Bugünün programında ayrıca Uluslararası yarışmada yer almayan ama Lübnan’da Güney’deki çatışmalar nedeniyle REEF Festivali kapsamında izleyiciyle buluşmayan Red Zeno’nun Cehennem Ağacı adlı kısa-orta metrajlı filmi öne çıktı. Zeno, filmde Beyrut’taki evinin bahçesinde hızla büyüyen istilacı bir ağacın varlığını keşfederken, bölgedeki savaş ve ekolojik tahribat arasındaki bağı araştırıyor. Çalışma, istila, işgal ve biyolojik çeşitlilik konularını bir arada ele alarak Güney Lübnan’daki arkadaşının tanıklıklarıyla İsrail’in saldırılarında kullanılan beyaz fosforlu mühimmatların etkisini de gözler önüne seriyor.

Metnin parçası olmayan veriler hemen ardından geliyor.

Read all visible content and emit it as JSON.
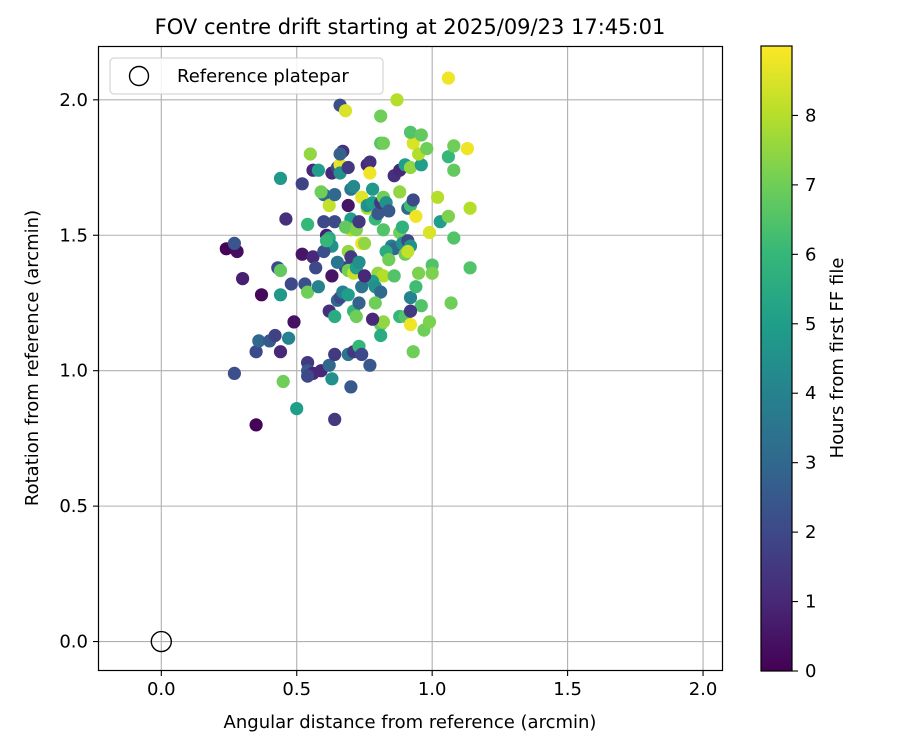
{
  "chart_data": {
    "type": "scatter",
    "title": "FOV centre drift starting at 2025/09/23 17:45:01",
    "xlabel": "Angular distance from reference (arcmin)",
    "ylabel": "Rotation from reference (arcmin)",
    "xlim": [
      -0.23,
      2.07
    ],
    "ylim": [
      -0.105,
      2.195
    ],
    "xticks": [
      0.0,
      0.5,
      1.0,
      1.5,
      2.0
    ],
    "xtick_labels": [
      "0.0",
      "0.5",
      "1.0",
      "1.5",
      "2.0"
    ],
    "yticks": [
      0.0,
      0.5,
      1.0,
      1.5,
      2.0
    ],
    "ytick_labels": [
      "0.0",
      "0.5",
      "1.0",
      "1.5",
      "2.0"
    ],
    "grid": true,
    "legend": {
      "position": "top-left",
      "label": "Reference platepar"
    },
    "reference_point": {
      "x": 0.0,
      "y": 0.0
    },
    "colorbar": {
      "label": "Hours from first FF file",
      "min": 0,
      "max": 9,
      "ticks": [
        0,
        1,
        2,
        3,
        4,
        5,
        6,
        7,
        8
      ],
      "tick_labels": [
        "0",
        "1",
        "2",
        "3",
        "4",
        "5",
        "6",
        "7",
        "8"
      ],
      "colormap": "viridis"
    },
    "colormap_stops": [
      "#440154",
      "#482878",
      "#3e4989",
      "#31688e",
      "#26828e",
      "#1f9e89",
      "#35b779",
      "#6ece58",
      "#b5de2b",
      "#fde725"
    ],
    "points": [
      [
        0.24,
        1.45,
        0.1
      ],
      [
        0.28,
        1.44,
        0.3
      ],
      [
        0.3,
        1.34,
        0.8
      ],
      [
        0.27,
        1.47,
        2.4
      ],
      [
        0.37,
        1.28,
        0.2
      ],
      [
        0.35,
        0.8,
        0.1
      ],
      [
        0.27,
        0.99,
        2.2
      ],
      [
        0.35,
        1.07,
        2.0
      ],
      [
        0.36,
        1.11,
        3.0
      ],
      [
        0.4,
        1.11,
        2.5
      ],
      [
        0.42,
        1.13,
        1.8
      ],
      [
        0.43,
        1.38,
        2.0
      ],
      [
        0.44,
        1.37,
        6.8
      ],
      [
        0.44,
        1.07,
        1.0
      ],
      [
        0.44,
        1.28,
        4.8
      ],
      [
        0.46,
        1.56,
        1.2
      ],
      [
        0.45,
        0.96,
        7.0
      ],
      [
        0.49,
        1.18,
        0.4
      ],
      [
        0.48,
        1.32,
        2.0
      ],
      [
        0.47,
        1.12,
        4.0
      ],
      [
        0.44,
        1.71,
        4.8
      ],
      [
        0.5,
        0.86,
        5.0
      ],
      [
        0.52,
        1.69,
        1.8
      ],
      [
        0.54,
        1.03,
        1.5
      ],
      [
        0.54,
        1.0,
        2.5
      ],
      [
        0.56,
        0.99,
        1.0
      ],
      [
        0.54,
        0.98,
        2.0
      ],
      [
        0.59,
        1.0,
        1.0
      ],
      [
        0.53,
        1.32,
        2.2
      ],
      [
        0.54,
        1.29,
        7.0
      ],
      [
        0.52,
        1.43,
        0.5
      ],
      [
        0.56,
        1.42,
        1.0
      ],
      [
        0.57,
        1.38,
        2.0
      ],
      [
        0.54,
        1.54,
        6.0
      ],
      [
        0.55,
        1.8,
        7.5
      ],
      [
        0.56,
        1.74,
        1.0
      ],
      [
        0.58,
        1.74,
        5.0
      ],
      [
        0.6,
        1.65,
        3.0
      ],
      [
        0.59,
        1.66,
        7.0
      ],
      [
        0.6,
        1.55,
        2.0
      ],
      [
        0.61,
        1.5,
        0.8
      ],
      [
        0.62,
        1.49,
        5.5
      ],
      [
        0.63,
        1.46,
        4.5
      ],
      [
        0.64,
        1.55,
        2.0
      ],
      [
        0.62,
        1.61,
        8.2
      ],
      [
        0.64,
        1.65,
        3.0
      ],
      [
        0.63,
        1.73,
        1.0
      ],
      [
        0.65,
        1.75,
        2.0
      ],
      [
        0.66,
        1.76,
        8.7
      ],
      [
        0.66,
        1.73,
        4.5
      ],
      [
        0.67,
        1.81,
        1.2
      ],
      [
        0.66,
        1.8,
        2.8
      ],
      [
        0.66,
        1.98,
        2.2
      ],
      [
        0.68,
        1.96,
        8.5
      ],
      [
        0.69,
        1.75,
        1.5
      ],
      [
        0.7,
        1.67,
        3.5
      ],
      [
        0.71,
        1.68,
        4.2
      ],
      [
        0.69,
        1.61,
        0.5
      ],
      [
        0.7,
        1.56,
        5.0
      ],
      [
        0.7,
        1.52,
        8.0
      ],
      [
        0.68,
        1.53,
        6.8
      ],
      [
        0.69,
        1.44,
        7.5
      ],
      [
        0.7,
        1.42,
        1.5
      ],
      [
        0.68,
        1.38,
        1.8
      ],
      [
        0.69,
        1.37,
        7.0
      ],
      [
        0.71,
        1.36,
        8.2
      ],
      [
        0.72,
        1.38,
        5.0
      ],
      [
        0.73,
        1.4,
        4.5
      ],
      [
        0.74,
        1.47,
        8.8
      ],
      [
        0.75,
        1.47,
        7.5
      ],
      [
        0.72,
        1.52,
        7.2
      ],
      [
        0.73,
        1.55,
        1.5
      ],
      [
        0.74,
        1.64,
        8.6
      ],
      [
        0.76,
        1.6,
        7.8
      ],
      [
        0.76,
        1.61,
        4.5
      ],
      [
        0.78,
        1.62,
        5.0
      ],
      [
        0.78,
        1.67,
        4.8
      ],
      [
        0.76,
        1.76,
        1.0
      ],
      [
        0.77,
        1.77,
        1.3
      ],
      [
        0.77,
        1.73,
        8.8
      ],
      [
        0.79,
        1.56,
        6.0
      ],
      [
        0.8,
        1.58,
        2.5
      ],
      [
        0.81,
        1.62,
        1.5
      ],
      [
        0.82,
        1.64,
        7.0
      ],
      [
        0.83,
        1.62,
        4.5
      ],
      [
        0.81,
        1.84,
        6.5
      ],
      [
        0.82,
        1.84,
        7.0
      ],
      [
        0.81,
        1.94,
        7.0
      ],
      [
        0.87,
        2.0,
        8.0
      ],
      [
        0.84,
        1.59,
        2.5
      ],
      [
        0.85,
        1.46,
        4.0
      ],
      [
        0.86,
        1.45,
        3.0
      ],
      [
        0.82,
        1.52,
        6.5
      ],
      [
        0.83,
        1.44,
        5.5
      ],
      [
        0.84,
        1.41,
        7.0
      ],
      [
        0.8,
        1.36,
        7.5
      ],
      [
        0.82,
        1.35,
        8.0
      ],
      [
        0.86,
        1.35,
        6.5
      ],
      [
        0.78,
        1.33,
        5.0
      ],
      [
        0.79,
        1.31,
        4.5
      ],
      [
        0.81,
        1.29,
        3.0
      ],
      [
        0.79,
        1.25,
        7.0
      ],
      [
        0.81,
        1.17,
        6.8
      ],
      [
        0.82,
        1.18,
        7.5
      ],
      [
        0.78,
        1.19,
        1.0
      ],
      [
        0.81,
        1.13,
        5.5
      ],
      [
        0.86,
        1.72,
        1.2
      ],
      [
        0.88,
        1.74,
        1.0
      ],
      [
        0.88,
        1.66,
        7.5
      ],
      [
        0.9,
        1.76,
        5.0
      ],
      [
        0.92,
        1.75,
        7.5
      ],
      [
        0.91,
        1.6,
        3.0
      ],
      [
        0.92,
        1.61,
        6.2
      ],
      [
        0.93,
        1.63,
        2.0
      ],
      [
        0.94,
        1.57,
        8.8
      ],
      [
        0.93,
        1.84,
        8.5
      ],
      [
        0.92,
        1.88,
        6.5
      ],
      [
        0.96,
        1.87,
        6.8
      ],
      [
        0.96,
        1.76,
        5.0
      ],
      [
        0.95,
        1.8,
        8.0
      ],
      [
        0.98,
        1.82,
        7.0
      ],
      [
        0.88,
        1.51,
        7.0
      ],
      [
        0.89,
        1.47,
        4.5
      ],
      [
        0.91,
        1.48,
        2.0
      ],
      [
        0.92,
        1.46,
        4.5
      ],
      [
        0.89,
        1.53,
        5.8
      ],
      [
        0.9,
        1.43,
        7.0
      ],
      [
        0.91,
        1.44,
        8.2
      ],
      [
        0.92,
        1.27,
        4.0
      ],
      [
        0.94,
        1.31,
        6.2
      ],
      [
        0.95,
        1.36,
        7.2
      ],
      [
        0.96,
        1.24,
        6.5
      ],
      [
        0.88,
        1.2,
        6.0
      ],
      [
        0.9,
        1.2,
        6.5
      ],
      [
        0.92,
        1.22,
        1.5
      ],
      [
        0.92,
        1.17,
        8.8
      ],
      [
        0.93,
        1.07,
        7.0
      ],
      [
        0.97,
        1.15,
        7.0
      ],
      [
        0.99,
        1.18,
        7.2
      ],
      [
        0.99,
        1.51,
        8.5
      ],
      [
        1.0,
        1.39,
        6.5
      ],
      [
        1.0,
        1.36,
        7.2
      ],
      [
        1.02,
        1.64,
        8.0
      ],
      [
        1.03,
        1.55,
        5.0
      ],
      [
        1.06,
        1.57,
        7.2
      ],
      [
        1.06,
        2.08,
        8.8
      ],
      [
        1.06,
        1.79,
        6.0
      ],
      [
        1.08,
        1.83,
        7.0
      ],
      [
        1.08,
        1.74,
        6.8
      ],
      [
        1.08,
        1.49,
        6.5
      ],
      [
        1.07,
        1.25,
        7.0
      ],
      [
        1.13,
        1.82,
        8.8
      ],
      [
        1.14,
        1.6,
        8.0
      ],
      [
        1.14,
        1.38,
        6.5
      ],
      [
        0.62,
        1.22,
        1.2
      ],
      [
        0.64,
        1.2,
        5.5
      ],
      [
        0.65,
        1.26,
        3.0
      ],
      [
        0.66,
        1.27,
        2.0
      ],
      [
        0.67,
        1.29,
        4.0
      ],
      [
        0.69,
        1.28,
        5.0
      ],
      [
        0.71,
        1.22,
        6.0
      ],
      [
        0.72,
        1.2,
        7.0
      ],
      [
        0.73,
        1.25,
        2.8
      ],
      [
        0.74,
        1.31,
        3.5
      ],
      [
        0.75,
        1.35,
        1.0
      ],
      [
        0.69,
        1.06,
        3.5
      ],
      [
        0.71,
        1.07,
        1.5
      ],
      [
        0.73,
        1.09,
        6.0
      ],
      [
        0.74,
        1.06,
        2.0
      ],
      [
        0.77,
        1.02,
        2.5
      ],
      [
        0.62,
        1.02,
        3.0
      ],
      [
        0.63,
        0.97,
        4.5
      ],
      [
        0.64,
        1.06,
        1.5
      ],
      [
        0.7,
        0.94,
        2.5
      ],
      [
        0.64,
        0.82,
        1.5
      ],
      [
        0.58,
        1.31,
        4.0
      ],
      [
        0.6,
        1.44,
        2.2
      ],
      [
        0.61,
        1.48,
        6.0
      ],
      [
        0.63,
        1.35,
        0.5
      ],
      [
        0.65,
        1.4,
        3.5
      ]
    ]
  }
}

Festival kapsamında bugün sergilenen kısa, orta ve uzun metrajlı filmler; savaş, hızlı büyüyen endüstriler, insan kaynaklı hatalı kararlar ve teknolojinin ekoloji üzerindeki etkileri üzerine odaklanıyor. Kuraklık endişesi, okyanus kirliliği, toprak verimliliğinin düşmesi ve karbon ayak izinin artması gibi küresel endişeler ile gezegenin uzun ömürlü geleceğini tehdit eden savaşlar, bu yılın ana temalarını pekiştiriyor.